Since this is a judgment under two hundred paragraphs long, I will not begin with a faint stab at poetic licence by describing the physical setting of the events. It’s a judgment, not some milquetoast TripAdvisor review. Rather, it is enough to record that on X date, the District Court made the decision under appeal. If I’m going to allow the appeal, I’ll either name the judge once in passing or, if I thought they really borked this one, I’ll omit their name entirely. If I’m going to dismiss the appeal, I’ll give the District Court judge’s first and last name, IRD number, star sign and find a way to work in the fact they are an “experienced District Court judge” somewhere around paragraph 25.
Next I’ll state what the appellant’s grounds of appeal are. These will largely be my gloss on what were incoherent grounds in submissions. The sole exception is the one hopeless ground that appellant’s counsel stuck to despite my best efforts during the hearing to dislodge them from that rocky redoubt. I will faithfully record that but with liberal use of inverted commas.

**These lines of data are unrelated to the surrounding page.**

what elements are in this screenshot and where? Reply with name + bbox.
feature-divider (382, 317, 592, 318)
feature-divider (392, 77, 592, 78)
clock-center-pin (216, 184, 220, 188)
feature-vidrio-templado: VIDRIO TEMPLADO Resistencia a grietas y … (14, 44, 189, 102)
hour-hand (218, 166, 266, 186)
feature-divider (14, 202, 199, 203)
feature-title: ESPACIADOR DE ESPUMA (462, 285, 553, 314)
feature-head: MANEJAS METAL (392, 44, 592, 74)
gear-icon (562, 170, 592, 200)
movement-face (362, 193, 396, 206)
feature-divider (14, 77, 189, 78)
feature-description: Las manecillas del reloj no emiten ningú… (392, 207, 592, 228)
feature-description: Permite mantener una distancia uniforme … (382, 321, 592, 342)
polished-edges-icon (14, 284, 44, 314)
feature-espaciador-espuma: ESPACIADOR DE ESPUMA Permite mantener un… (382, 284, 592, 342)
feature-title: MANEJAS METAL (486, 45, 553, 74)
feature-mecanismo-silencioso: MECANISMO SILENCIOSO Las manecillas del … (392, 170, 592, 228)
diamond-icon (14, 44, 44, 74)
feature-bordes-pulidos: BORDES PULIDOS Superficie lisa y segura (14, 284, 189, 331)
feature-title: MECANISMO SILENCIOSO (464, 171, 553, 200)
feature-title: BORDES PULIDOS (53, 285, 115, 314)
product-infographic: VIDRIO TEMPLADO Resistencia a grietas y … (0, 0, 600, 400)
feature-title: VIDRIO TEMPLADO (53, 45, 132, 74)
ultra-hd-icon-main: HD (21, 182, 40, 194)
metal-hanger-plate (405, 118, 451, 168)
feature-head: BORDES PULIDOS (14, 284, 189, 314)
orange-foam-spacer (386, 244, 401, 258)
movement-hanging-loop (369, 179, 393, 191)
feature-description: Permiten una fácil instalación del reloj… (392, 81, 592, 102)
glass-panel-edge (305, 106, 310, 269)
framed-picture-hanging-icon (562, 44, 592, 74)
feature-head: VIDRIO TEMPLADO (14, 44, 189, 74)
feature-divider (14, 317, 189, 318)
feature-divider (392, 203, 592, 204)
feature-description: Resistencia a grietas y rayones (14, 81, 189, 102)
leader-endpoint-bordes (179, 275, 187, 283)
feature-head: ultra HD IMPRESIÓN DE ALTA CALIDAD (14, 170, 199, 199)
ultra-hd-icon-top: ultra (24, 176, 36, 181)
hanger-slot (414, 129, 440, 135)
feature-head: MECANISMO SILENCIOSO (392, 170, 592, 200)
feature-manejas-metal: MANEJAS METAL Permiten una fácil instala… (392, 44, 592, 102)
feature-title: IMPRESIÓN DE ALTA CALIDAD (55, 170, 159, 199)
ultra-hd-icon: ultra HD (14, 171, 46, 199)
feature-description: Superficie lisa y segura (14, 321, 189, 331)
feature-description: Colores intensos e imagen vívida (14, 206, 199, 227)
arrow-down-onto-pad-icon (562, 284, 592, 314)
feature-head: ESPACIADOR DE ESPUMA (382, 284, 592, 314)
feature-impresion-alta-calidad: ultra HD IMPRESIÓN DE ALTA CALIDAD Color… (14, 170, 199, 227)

Then, briefly to the respondent’s position. As usual, all the respondent has done is say “no it isn’t” every time the appellant has said “yes it is”, which is the height of advocacy for a seven year old.
As a final introductory remark I’ll regret the time it has taken to deliver this decision. This judgment is being released one day short of three months after the hearing, because the cut-off for timely delivery stats is three months, and the Chief High Court Judge will get on my case if it ticks over to the three-to-six month band.

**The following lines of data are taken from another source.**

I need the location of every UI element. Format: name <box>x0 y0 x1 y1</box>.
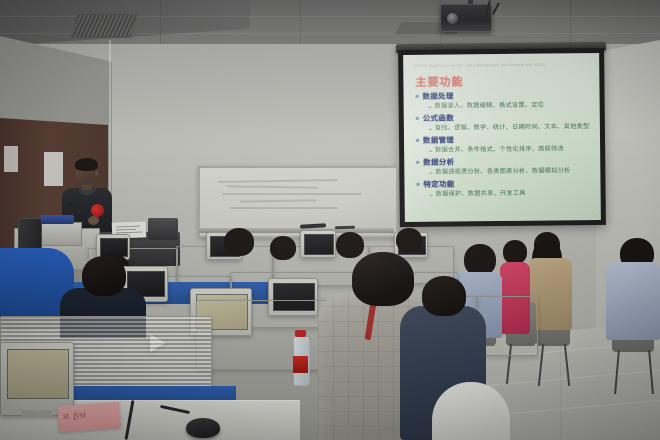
slide-section: 公式函数 查找、逻辑、数学、统计、日期时间、文本、其他类型 <box>414 111 598 134</box>
whiteboard-marks <box>230 207 338 209</box>
attendee-body <box>606 262 660 340</box>
slide-body: 数据处理 数据录入、数据编辑、格式设置、定位 公式函数 查找、逻辑、数学、统计、… <box>414 89 599 201</box>
front-equipment-blue-binder <box>40 215 74 224</box>
teacher-monitor <box>148 218 178 240</box>
presenter-ear <box>95 170 99 176</box>
bottle-cap <box>295 330 306 337</box>
computer-mouse <box>186 418 220 438</box>
paper-line <box>116 226 140 228</box>
water-bottle <box>293 330 308 384</box>
monitor-screen <box>7 349 69 399</box>
projector-lens-icon <box>447 13 458 24</box>
slide-section: 特定功能 数据保护、数据共享、开发工具 <box>414 177 598 200</box>
slide-section-detail: 数据合并、条件格式、个性化排序、高级筛选 <box>414 144 598 156</box>
slide-section: 数据分析 数据透视表分析、各类图表分析、数据模拟分析 <box>414 155 598 178</box>
student-head <box>396 228 422 252</box>
student-head <box>224 228 254 256</box>
monitor-stand <box>22 410 52 418</box>
front-equipment-box <box>40 222 82 246</box>
attendee-head <box>503 240 527 264</box>
slide-section: 数据处理 数据录入、数据编辑、格式设置、定位 <box>414 89 598 112</box>
ceiling-projector <box>440 4 492 32</box>
presenter-hand <box>88 216 99 225</box>
slide-section-detail: 查找、逻辑、数学、统计、日期时间、文本、其他类型 <box>414 122 598 134</box>
student-head <box>270 236 296 260</box>
slide-title: 主要功能 <box>415 73 463 90</box>
attendee-head <box>82 256 126 296</box>
floor-tile-seam <box>560 336 561 440</box>
slide-section-detail: 数据透视表分析、各类图表分析、数据模拟分析 <box>414 166 598 178</box>
whiteboard-marks <box>240 199 316 202</box>
classroom-photo: OFFICE Application Series - Data Managem… <box>0 0 660 440</box>
slide-page-number: 5 <box>595 213 597 217</box>
presenter-hair <box>75 158 98 171</box>
slide-header-text: OFFICE Application Series - Data Managem… <box>413 62 591 68</box>
ceiling-vent-grille <box>71 14 138 38</box>
whiteboard-marks <box>222 193 362 195</box>
sticky-note-text: st. fysi <box>63 409 87 421</box>
projection-screen-frame: OFFICE Application Series - Data Managem… <box>398 48 606 227</box>
ceiling-seam <box>570 0 571 44</box>
whiteboard-marks <box>226 185 318 189</box>
sticky-note: st. fysi <box>57 402 121 432</box>
slide-section: 数据管理 数据合并、条件格式、个性化排序、高级筛选 <box>414 133 598 156</box>
whiteboard-marks <box>218 179 338 183</box>
wall-sign <box>4 146 18 172</box>
slide-section-detail: 数据保护、数据共享、开发工具 <box>415 188 599 200</box>
presentation-slide: OFFICE Application Series - Data Managem… <box>403 53 601 222</box>
paper-line <box>116 229 136 231</box>
bottle-label <box>293 356 308 373</box>
projection-screen-surface: OFFICE Application Series - Data Managem… <box>403 53 601 222</box>
slide-section-detail: 数据录入、数据编辑、格式设置、定位 <box>414 100 598 112</box>
attendee-head <box>422 276 466 316</box>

If we’re lucky the appeal is on a point of law so I can rip these from the decision below and just whack them in a blockquote.
If it’s an appeal against factual findings I have to carefully rewrite the facts from the decision below in my own words so it doesn’t look like I’ve ripped them from the decision below and just whacked them in a blockquote. When it gets to the challenged facts I have to go back to the briefs/statements and transcripts of evidence, hardly any of which are pinpointed in the parties’ submissions but all of which have exploded comically across my desk.
Lastly, one of the parties spent a good 25 minutes at the hearing talking about one factual dispute which is now basically pointless because (a) it’s not material to my reasoning; and (b) I can’t read my own handwriting from the notes I took at the hearing. Nevertheless I have to give that an airing in three or so vague paragraphs because if I don’t one of the parties will accuse me of overlooking it.
Test on appeal
Definitely a general appeal. I think. It’s usually a general appeal. Anyway, time to find one of my old judgments and copy and paste the usual bit about Austin, Nichols or Kacem v Bashir or Tutakangahau v R.
The grounds of appeal
One side’s submissions blow past any reasonable page count and the other side’s only meet it because they’ve not complied with rules about line and paragraph spacing. Nevertheless, the job of a judge is to rise above.
Start with the only decent point in the entire thing. Usually it is sub-point (d) of the third ground of appeal and occupies about two paragraphs of the written submissions. But it’s the only point in the case that will let me get to the right result so the judgment will take a few liberties with how it’s characterised. From that spark, to a blaze with the help of a few authorities my clerk found and at last we’re getting somewhere.
The respondent’s submissions cite unimaginative Court of Appeal decisions mostly from the 1980s and all before 2010. It is just a wall of appellate authority saying you can’t do what the appellant wants to do, but in very general terms. The submissions make no attempt to grapple with the individual justice of the case and proceed on a mistaken assumption that this is my first rodeo and some old Court of Appeal decisions can stop me.
Decision time. This goes one of two ways. To allow an appeal, I work forwards: find a very broadly expressed principle in the governing statute that can be used to support my reasoning. Then, I’ll build upon this edifice ensuring the reasoning comes out in a “this is what Parliament wants” kind of way, and there are sufficient sockets to plug in the facts. To dismiss an appeal, I work backwards: it’s a matter of saying the end result was correct, and after that any error by the court below didn’t or couldn’t affect the outcome. At paragraph 25 I mention the fact there was an experienced District Court judge. In extreme cases, I refer to the busy District Court list: the home of errors but not injustices.
The other grounds I can blitz through because they were only put out there on an “in for a penny” basis by counsel who mistakenly believed a person can have more than one good idea per case. The grounds that don’t have a complete answer in the governing statute find one in common sense.
Result and disposition
I conclude by restating my conclusion as to the error or lack thereof. If there is an error I need to state what to do, which normally involves overlooking the impact of some internecine interlocutory wrangling that neither party has told me about and which will force me to recall the judgment in a week or two to restate the relief.
I’ll give a tentative indication of any costs consequences that both parties will ignore, and so I’ll place a miserly page limit on costs submissions knowing that that will be ignored too.